Essentially, sometimes you may want to leave the original value unchanged and only modify the new value, and vice versa. In Python, there are two ways to create copies.

  1. a shallow copy
  2. deep copy

To make these copies work, we use the copy module.

Example 2

 1
 2
 3
 4
 5
 6
 7
 8
 9
10
import copy

old_list = [[1, 1, 1], [2, 2, 2], [3, 3, 3]]
new_list = copy.copy(old_list)

old_list.append([4, 4, 4])
new_list.append([5, 5, 5])

print("Old list:", old_list)
print("New list:", new_list)
1
2
Old list: [[1, 1, 1], [2, 2, 2], [3, 3, 3], [4, 4, 4]]
New list: [[1, 1, 1], [2, 2, 2], [3, 3, 3], [5, 5, 5]]

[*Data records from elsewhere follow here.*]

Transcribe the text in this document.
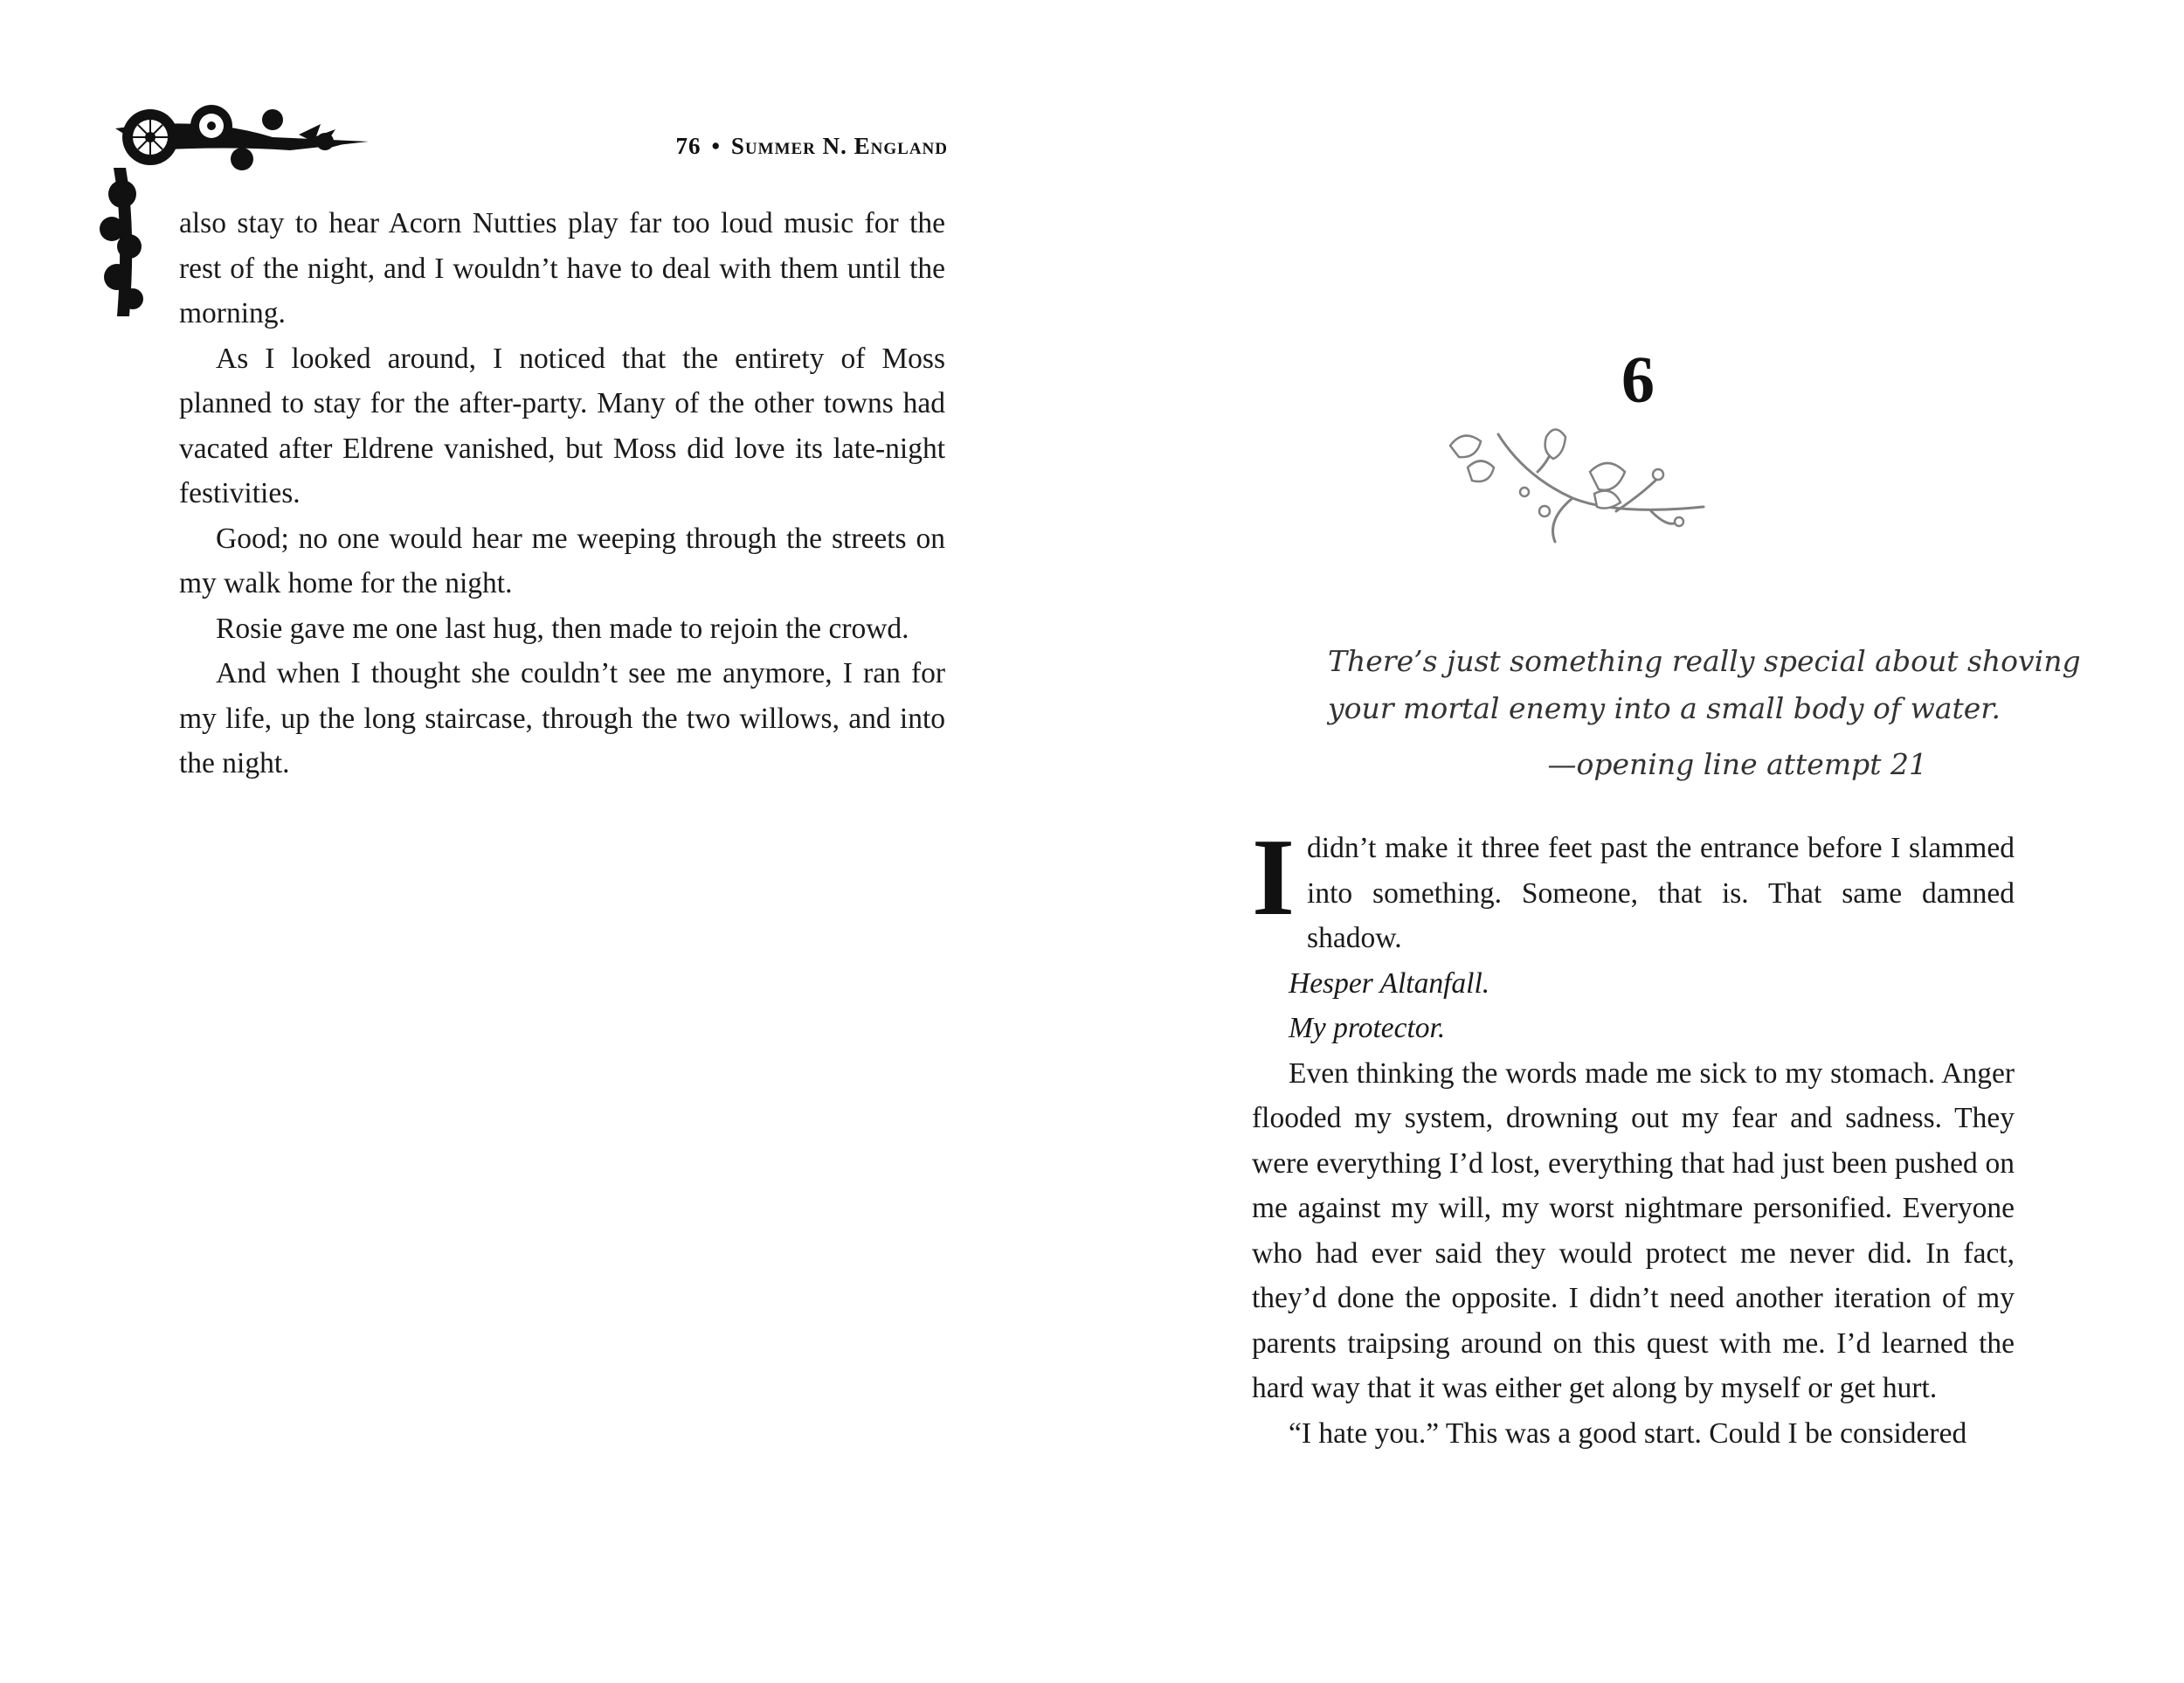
76 • Summer N. England

also stay to hear Acorn Nutties play far too loud music for the rest of the night, and I wouldn’t have to deal with them until the morning.

As I looked around, I noticed that the entirety of Moss planned to stay for the after-party. Many of the other towns had vacated after Eldrene vanished, but Moss did love its late-night festivities.

Good; no one would hear me weeping through the streets on my walk home for the night.

Rosie gave me one last hug, then made to rejoin the crowd.

And when I thought she couldn’t see me anymore, I ran for my life, up the long staircase, through the two willows, and into the night.

6
There’s just something really special about shoving
your mortal enemy into a small body of water.
—opening line attempt 21

Ididn’t make it three feet past the entrance before I slammed into something. Someone, that is. That same damned shadow.

Hesper Altanfall.

My protector.

Even thinking the words made me sick to my stomach. Anger flooded my system, drowning out my fear and sadness. They were everything I’d lost, everything that had just been pushed on me against my will, my worst nightmare personified. Everyone who had ever said they would protect me never did. In fact, they’d done the opposite. I didn’t need another iteration of my parents traipsing around on this quest with me. I’d learned the hard way that it was either get along by myself or get hurt.

“I hate you.” This was a good start. Could I be considered
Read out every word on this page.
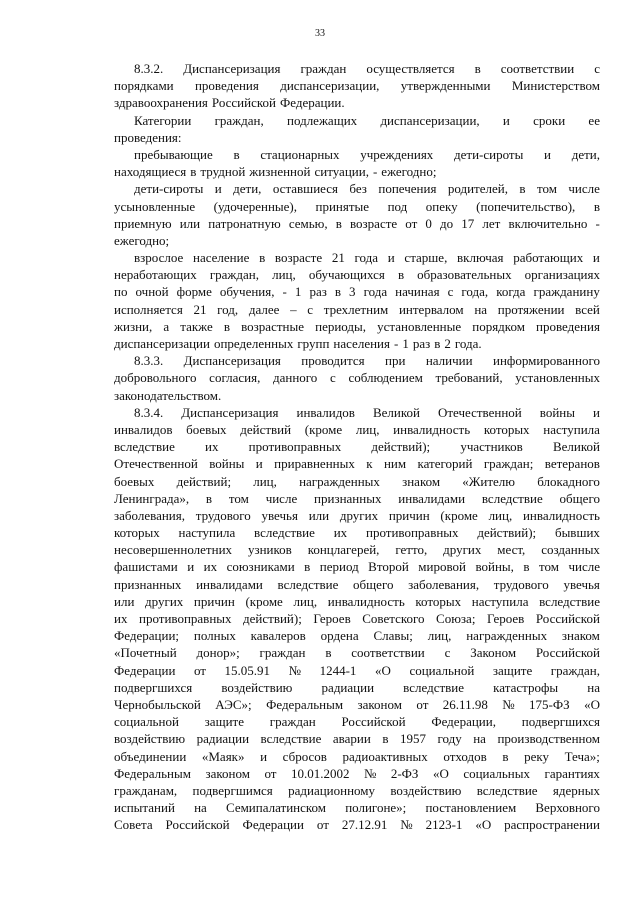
33
8.3.2. Диспансеризация граждан осуществляется в соответствии с
порядками проведения диспансеризации, утвержденными Министерством
здравоохранения Российской Федерации.
Категории граждан, подлежащих диспансеризации, и сроки ее
проведения:
пребывающие в стационарных учреждениях дети-сироты и дети,
находящиеся в трудной жизненной ситуации, - ежегодно;
дети-сироты и дети, оставшиеся без попечения родителей, в том числе
усыновленные (удочеренные), принятые под опеку (попечительство), в
приемную или патронатную семью, в возрасте от 0 до 17 лет включительно -
ежегодно;
взрослое население в возрасте 21 года и старше, включая работающих и
неработающих граждан, лиц, обучающихся в образовательных организациях
по очной форме обучения, - 1 раз в 3 года начиная с года, когда гражданину
исполняется 21 год, далее – с трехлетним интервалом на протяжении всей
жизни, а также в возрастные периоды, установленные порядком проведения
диспансеризации определенных групп населения - 1 раз в 2 года.
8.3.3. Диспансеризация проводится при наличии информированного
добровольного согласия, данного с соблюдением требований, установленных
законодательством.
8.3.4. Диспансеризация инвалидов Великой Отечественной войны и
инвалидов боевых действий (кроме лиц, инвалидность которых наступила
вследствие их противоправных действий); участников Великой
Отечественной войны и приравненных к ним категорий граждан; ветеранов
боевых действий; лиц, награжденных знаком «Жителю блокадного
Ленинграда», в том числе признанных инвалидами вследствие общего
заболевания, трудового увечья или других причин (кроме лиц, инвалидность
которых наступила вследствие их противоправных действий); бывших
несовершеннолетних узников концлагерей, гетто, других мест, созданных
фашистами и их союзниками в период Второй мировой войны, в том числе
признанных инвалидами вследствие общего заболевания, трудового увечья
или других причин (кроме лиц, инвалидность которых наступила вследствие
их противоправных действий); Героев Советского Союза; Героев Российской
Федерации; полных кавалеров ордена Славы; лиц, награжденных знаком
«Почетный донор»; граждан в соответствии с Законом Российской
Федерации от 15.05.91 № 1244-1 «О социальной защите граждан,
подвергшихся воздействию радиации вследствие катастрофы на
Чернобыльской АЭС»; Федеральным законом от 26.11.98 № 175-ФЗ «О
социальной защите граждан Российской Федерации, подвергшихся
воздействию радиации вследствие аварии в 1957 году на производственном
объединении «Маяк» и сбросов радиоактивных отходов в реку Теча»;
Федеральным законом от 10.01.2002 № 2-ФЗ «О социальных гарантиях
гражданам, подвергшимся радиационному воздействию вследствие ядерных
испытаний на Семипалатинском полигоне»; постановлением Верховного
Совета Российской Федерации от 27.12.91 № 2123-1 «О распространении
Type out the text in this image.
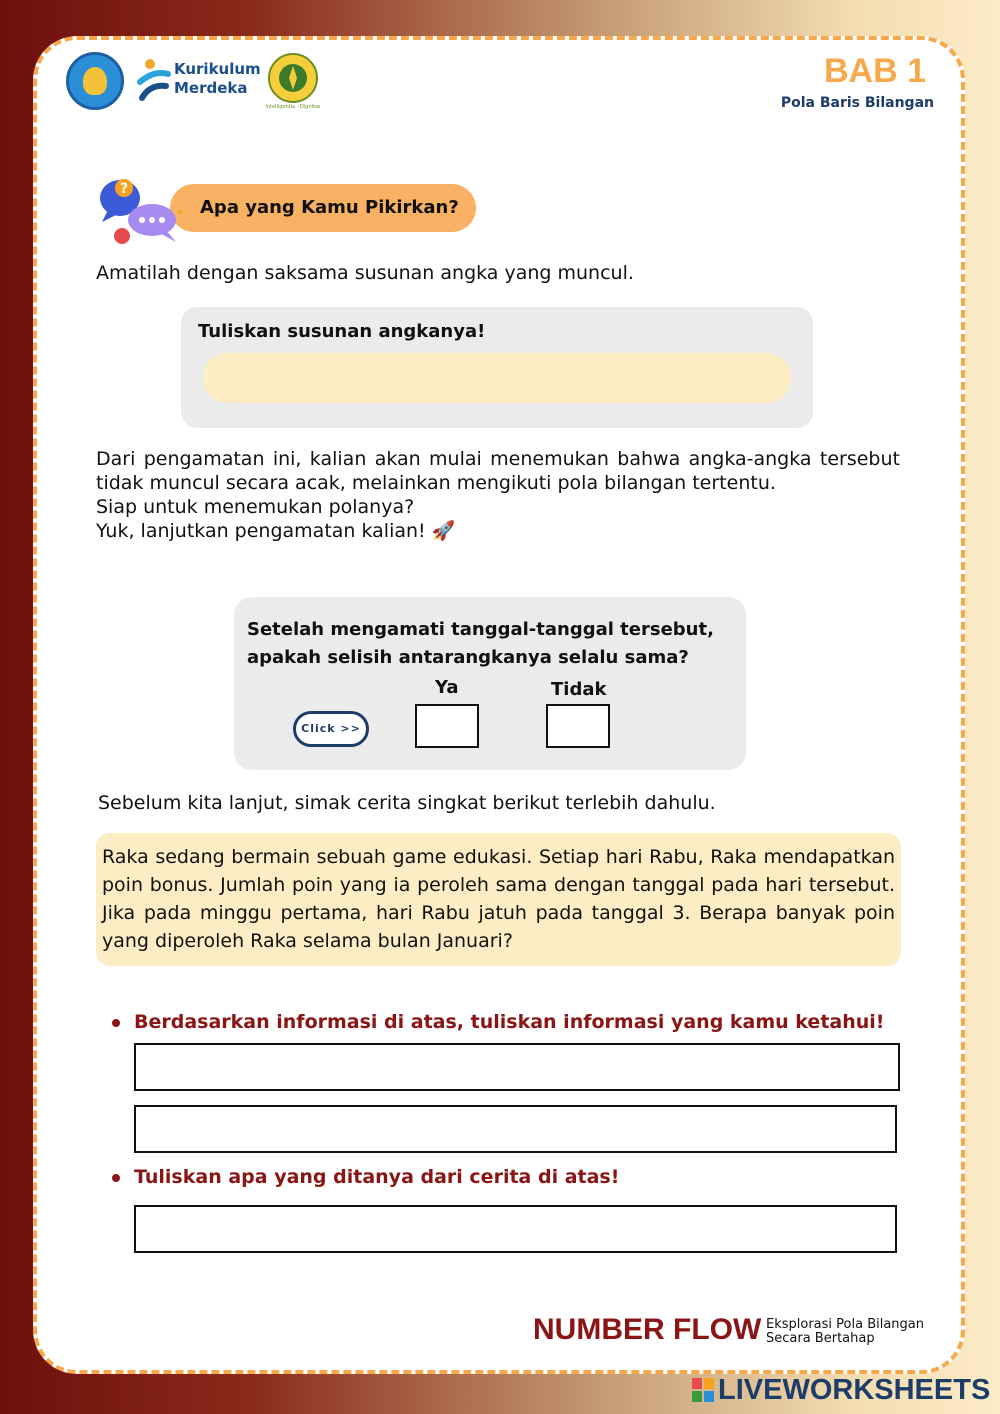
Kurikulum
Merdeka
Intelligentia - Dignitas
BAB 1
Pola Baris Bilangan
Apa yang Kamu Pikirkan?
?
Amatilah dengan saksama susunan angka yang muncul.
Tuliskan susunan angkanya!
Dari pengamatan ini, kalian akan mulai menemukan bahwa angka-angka tersebut tidak muncul secara acak, melainkan mengikuti pola bilangan tertentu.
Siap untuk menemukan polanya?
Yuk, lanjutkan pengamatan kalian! 🚀
Setelah mengamati tanggal-tanggal tersebut, apakah selisih antarangkanya selalu sama?
Click >>
Ya	Tidak
Sebelum kita lanjut, simak cerita singkat berikut terlebih dahulu.

Raka sedang bermain sebuah game edukasi. Setiap hari Rabu, Raka mendapatkan poin bonus. Jumlah poin yang ia peroleh sama dengan tanggal pada hari tersebut. Jika pada minggu pertama, hari Rabu jatuh pada tanggal 3. Berapa banyak poin yang diperoleh Raka selama bulan Januari?

Berdasarkan informasi di atas, tuliskan informasi yang kamu ketahui!
Tuliskan apa yang ditanya dari cerita di atas!
NUMBER FLOW Eksplorasi Pola Bilangan
Secara Bertahap
LIVEWORKSHEETS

In the above program, we created a shallow copy of new_list for old_list . Then we append new elements to old_list and new_list respectively, and we can see that they are independent of each other.

Example 3

1
2
3
4
5
6
7
8
9
import copy

old_list = [[1, 1, 1], [2, 2, 2], [3, 3, 3]]
new_list = copy.copy(old_list)

old_list[1][1] = 'AA'

print("Old list:", old_list)
print("New list:", new_list)
1
2
Old list: [[1, 1, 1], [2, 'AA', 2], [3, 3, 3]]
New list: [[1, 1, 1], [2, 'AA', 2], [3, 3, 3]]

In the above program, we created a shallow copy of new_list for old_list . Then we modified the nested list elements inside old_list and found that new_list was changed along with it. This is because both lists share references to the same nested object.

Example 4

1
2
3
4
5
6
7
8
9
import copy

old_list = [[1, 1, 1], [2, 2, 2], [3, 3, 3]]
new_list = copy.deepcopy(old_list)

old_list[1][0] = 'BB'

print("Old list:", old_list)
print("New list:", new_list)
1
2
Old list: [[1, 1, 1], ['BB', 2, 2], [3, 3, 3]]
New list: [[1, 1, 1], [2, 2, 2], [3, 3, 3]]

As you can see, after using deep copy. Modifying the elements of old_list no longer affects new_list . This means that old_list and new_list are independent. This is because, old_list is copied recursively, for all nested objects.